Emissions from diesel marine engines are significant contributors to the emissions inventories of commercial ports. Prior to 1998, these emissions were unregulated and current EPA regulations apply predominantly to new engines. Considering that the useful life of marine engines in work vessels, such as tugboats, may be 20 years or longer, retrofit emission reduction technologies are needed for these legacy engines. Oxides of nitrogen (NO_x) have negative health and environmental impacts and are difficult to reduce substantially without aftertreatment.

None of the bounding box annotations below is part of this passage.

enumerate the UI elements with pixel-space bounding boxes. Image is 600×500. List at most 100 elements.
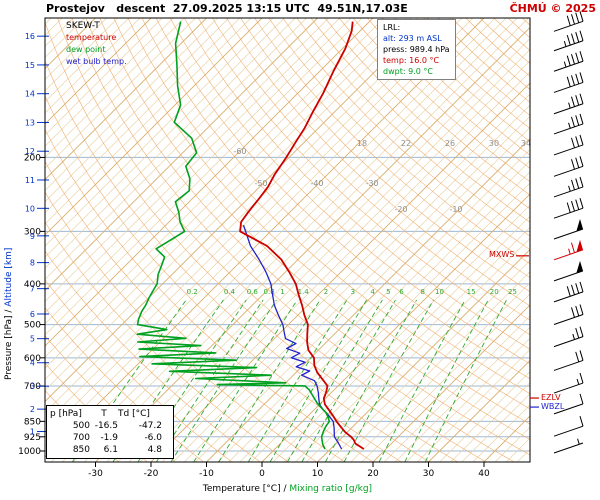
levels-table-header: p [hPa] T Td [°C]	[50, 408, 170, 420]
temperature-tick-label: 10	[312, 469, 324, 479]
temperature-tick-label: 20	[367, 469, 379, 479]
isotherm-label: 30	[489, 139, 499, 148]
wind-barb-icon	[553, 350, 584, 371]
skew-grid	[45, 18, 530, 462]
wind-barb-icon	[553, 438, 584, 454]
pressure-tick-label: 300	[24, 227, 41, 237]
page-title: Prostejov descent 27.09.2025 13:15 UTC 4…	[46, 2, 408, 15]
y-axis-label: Pressure [hPa] / Altitude [km]	[4, 248, 14, 380]
ezlv-marker: EZLV	[541, 393, 561, 402]
wind-barb-icon	[553, 281, 584, 303]
wind-barb-icon	[553, 326, 584, 348]
mixing-ratio-label: 0.6	[247, 288, 259, 296]
altitude-tick-label: 1	[30, 428, 35, 437]
cell-p: 700	[72, 433, 90, 443]
altitude-tick-label: 3	[30, 382, 35, 391]
mixing-ratio-label: 20	[490, 288, 499, 296]
lrl-info-box: LRL: alt: 293 m ASL press: 989.4 hPa tem…	[377, 19, 456, 80]
copyright-label: ČHMÚ © 2025	[509, 2, 596, 15]
legend-wet-bulb: wet bulb temp.	[66, 57, 127, 66]
lrl-pressure: press: 989.4 hPa	[383, 45, 450, 54]
col-dewpoint: Td [°C]	[118, 409, 150, 419]
wind-barb-icon	[553, 113, 584, 135]
wind-barb-icon	[553, 51, 584, 72]
col-temperature: T	[101, 409, 107, 419]
altitude-tick-label: 12	[25, 147, 35, 156]
wind-barb-icon	[553, 72, 584, 93]
table-row: 850 6.1 4.8	[50, 444, 170, 456]
cell-t: -1.9	[100, 433, 118, 443]
mixing-ratio-label: 1	[280, 288, 284, 296]
mixing-ratio-label: 3	[351, 288, 355, 296]
legend-temperature: temperature	[66, 33, 117, 42]
altitude-tick-label: 16	[25, 32, 35, 41]
levels-table: p [hPa] T Td [°C] 500 -16.5 -47.2 700 -1…	[46, 405, 174, 459]
mixing-ratio-label: 6	[399, 288, 404, 296]
lrl-title: LRL:	[383, 23, 401, 32]
altitude-tick-label: 11	[25, 176, 35, 185]
pressure-tick-label: 925	[24, 433, 41, 443]
table-row: 500 -16.5 -47.2	[50, 420, 170, 432]
temperature-tick-label: -30	[88, 469, 103, 479]
legend-title: SKEW-T	[66, 21, 100, 31]
wind-barb-icon	[553, 260, 584, 282]
mixing-ratio-label: 5	[386, 288, 390, 296]
x-axis-label: Temperature [°C] / Mixing ratio [g/kg]	[45, 484, 530, 494]
temperature-tick-label: 0	[259, 469, 265, 479]
altitude-tick-label: 10	[25, 204, 35, 213]
temperature-tick-label: 30	[423, 469, 435, 479]
mixing-ratio-label: 0.8	[264, 288, 275, 296]
isotherm-label: -10	[449, 205, 462, 214]
wind-barb-icon	[553, 30, 584, 52]
wind-barb-icon	[553, 198, 584, 219]
x-axis-separator: /	[280, 484, 290, 494]
isotherm-label: -50	[254, 179, 267, 188]
isotherm-label: 22	[401, 139, 411, 148]
altitude-tick-label: 13	[25, 118, 35, 127]
wind-barb-icon	[553, 372, 584, 394]
pressure-tick-label: 200	[24, 153, 41, 163]
mixing-ratio-label: 10	[435, 288, 444, 296]
isotherm-label: 26	[445, 139, 455, 148]
wbzl-marker: WBZL	[541, 402, 565, 411]
wind-barb-column	[553, 11, 584, 454]
temperature-curve	[239, 21, 365, 450]
wind-barb-icon	[553, 304, 584, 325]
wind-barb-icon	[553, 134, 584, 156]
isotherm-label: -60	[233, 147, 246, 156]
mixing-ratio-label: 8	[420, 288, 424, 296]
altitude-tick-label: 6	[30, 310, 35, 319]
mixing-ratio-label: 0.2	[187, 288, 198, 296]
col-pressure: p [hPa]	[50, 409, 82, 419]
altitude-tick-label: 2	[30, 405, 35, 414]
mixing-ratio-label: 25	[508, 288, 517, 296]
sounding-curves	[136, 21, 365, 450]
pressure-tick-label: 1000	[18, 447, 41, 457]
mixing-ratio-label: 15	[467, 288, 476, 296]
mixing-ratio-label: 4	[370, 288, 375, 296]
altitude-tick-label: 4	[30, 359, 35, 368]
isotherm-label: -40	[310, 179, 323, 188]
cell-p: 850	[72, 445, 90, 455]
altitude-tick-label: 9	[30, 232, 35, 241]
pressure-tick-label: 400	[24, 280, 41, 290]
legend-dew-point: dew point	[66, 45, 106, 54]
isotherm-label: 18	[357, 139, 367, 148]
wind-barb-icon	[553, 11, 584, 32]
mixing-ratio-label: 1.4	[298, 288, 310, 296]
wind-barb-icon	[553, 416, 584, 437]
cell-td: -47.2	[138, 421, 162, 431]
mixing-ratio-label: 0.4	[224, 288, 236, 296]
pressure-tick-label: 600	[24, 354, 41, 364]
cell-t: -16.5	[94, 421, 118, 431]
plot-border	[44, 17, 531, 463]
temperature-tick-label: -10	[199, 469, 214, 479]
wind-barb-icon	[553, 156, 584, 177]
mxws-marker: MXWS	[489, 250, 515, 259]
x-axis-mixing-ratio-label: Mixing ratio [g/kg]	[289, 484, 373, 494]
cell-td: 4.8	[147, 445, 162, 455]
pressure-tick-label: 850	[24, 417, 41, 427]
axes: 2003004005006007008509251000123456789101…	[18, 32, 490, 479]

A scrubber system for NO_x reduction was proposed; the presented research focuses on the verification of operating principles and the quantification of possible NO_x reduction from this system. Major elements of the proposed scrubber system are exhaust heat exchangers, a catalyzed particulate filter (CPF), a diesel oxidation catalyst (DOC), and a packed bed wet scrubber. The system works on the principle of absorption of NO_x species into water. The majority of engine-out NO_x is in the form of nitric oxide (NO) which is relatively insoluble in water. A CPF and a DOC are utilized to convert up to 80% of the NO into nitrogen dioxide, NO₂. NO₂ and NO exist in equilibrium with N₂O₃ and N₂O₄, species of NO_x that are highly soluble in water. The use of a CPF and DOC also reduces carbon monoxide, hydrocarbons, and particulate matter, reducing possible scrubber contamination. The scrubber liquor operates on a closed loop with zero discharge, its final composition is weak nitric acid; a byproduct of capturing the NO_x. Research to support this design was conducted on a Mack E7 298 kW, 12 liter engine operating over 8 steady state points. Modal NO_x absorption ranged from 4–66%. Cycle average NO_x absorption ranged from 15–58%. It was concluded that NO_x absorption varies with gas residence time, absorption surface area, temperature, and NO_x concentration. Separately, a system was constructed and operated to convert the stored concentrated NO_x into diatomic nitrogen, carbon dioxide, and water.